理研ら,高解像3次元X線ライトシート顕微鏡開発

理化学研究所(理研)名古屋大学,シンガポール国立大学,台湾中央研究院は,X線領域での高解像度ライトシート顕微鏡(光シート顕微鏡)の開発に世界で初めて成功した(ニュースリリース)。

試料を回転させずに断層像を観察する方法として,可視光領域のライトシート顕微鏡(光シート顕微鏡)が開発されている。

ライトシート顕微鏡では,シート型の励起光(ライトシート)を試料の横から照射し,ライトシートと直交する方向に試料中の蛍光体分布を観察する顕微鏡システムを設置する。試料をライトシートに対して垂直に並進運動させることで,計算の助けなしに三次元情報を取得できる。

可視光を使った三次元イメージングには,ほかにも共焦点顕微鏡と二光子顕微鏡が開発されているが,いずれも試料の奥行き方向の解像度が面内方向の解像度よりも劣っていた。

そこで研究グループは,高解像度の三次元イメージング用のX線ライトシート顕微鏡を,大型放射光施設「SPring-8」に構築した。全反射ミラーでX線をシート状に絞ることで,シートの最小厚みが65nmであることを確認した。かつ,20倍のレンズの場合,顕微鏡の視野(600μm角)の縁でも,厚みは300nm以下だった。
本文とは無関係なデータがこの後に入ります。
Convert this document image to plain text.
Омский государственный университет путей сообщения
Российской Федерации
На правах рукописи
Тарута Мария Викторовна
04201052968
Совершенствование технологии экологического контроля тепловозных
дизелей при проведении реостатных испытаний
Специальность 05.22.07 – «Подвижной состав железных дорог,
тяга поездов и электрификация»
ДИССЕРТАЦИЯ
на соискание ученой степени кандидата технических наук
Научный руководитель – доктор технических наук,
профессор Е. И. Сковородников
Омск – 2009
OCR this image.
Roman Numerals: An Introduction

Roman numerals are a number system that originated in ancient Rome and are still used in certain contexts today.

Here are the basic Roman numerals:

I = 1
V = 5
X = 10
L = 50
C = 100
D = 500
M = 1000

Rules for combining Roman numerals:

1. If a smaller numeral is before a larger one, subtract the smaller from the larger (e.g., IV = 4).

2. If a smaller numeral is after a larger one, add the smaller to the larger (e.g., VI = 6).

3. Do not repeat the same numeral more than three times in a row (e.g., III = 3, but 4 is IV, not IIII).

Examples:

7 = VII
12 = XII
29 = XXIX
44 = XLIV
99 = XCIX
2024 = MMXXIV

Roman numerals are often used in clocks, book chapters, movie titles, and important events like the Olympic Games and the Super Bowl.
また,X線により発光するシンチレーター微粒子を試料中に導入し,広視野で薄い断面の像から,試料の奥行き方向に解像度の高い三次元イメージング計測ができることを示した。

用いた全反射ミラーは,X線を極限まで小さく集光するのに適し,かつ,色収差がない。このため,光源からの非常に強いX線を単色化せずに試料に直接当てても,集光サイズ(X線ライトシートの厚み)が小さいままで,高速での三次元イメージング計測に有利。研究グループは,開発したX線領域のライトシート顕微鏡を「MAXWELL顕微鏡」と名付けた。

この顕微鏡では,X線用の微小蛍光体(サイズ10~20nmのシンチレーター)を試料内の標識として導入し,ライトシートを当てた非常に薄い断面だけで蛍光を発生させる。その蛍光体の二次元分布をX線光軸に直交する可視光用顕微鏡で観察し,試料をライトシートの厚み方向に移動させながら像を撮影することで,三次元分布を求める。

顕微鏡の解像度を調べたところ,可視光のライトシート顕微鏡(奥行き方向の解像度数百nmから1μm前後)に比べ,奥行き方向の解像度は70nm程度と圧倒的に優り,面内でも回折限界程度を達成できていることが示された。

研究グループは今後,超解像顕微鏡法を利用して10倍程度向上させることで,等方的な高解像度三次元イメージングを達成できる見込みだとしている。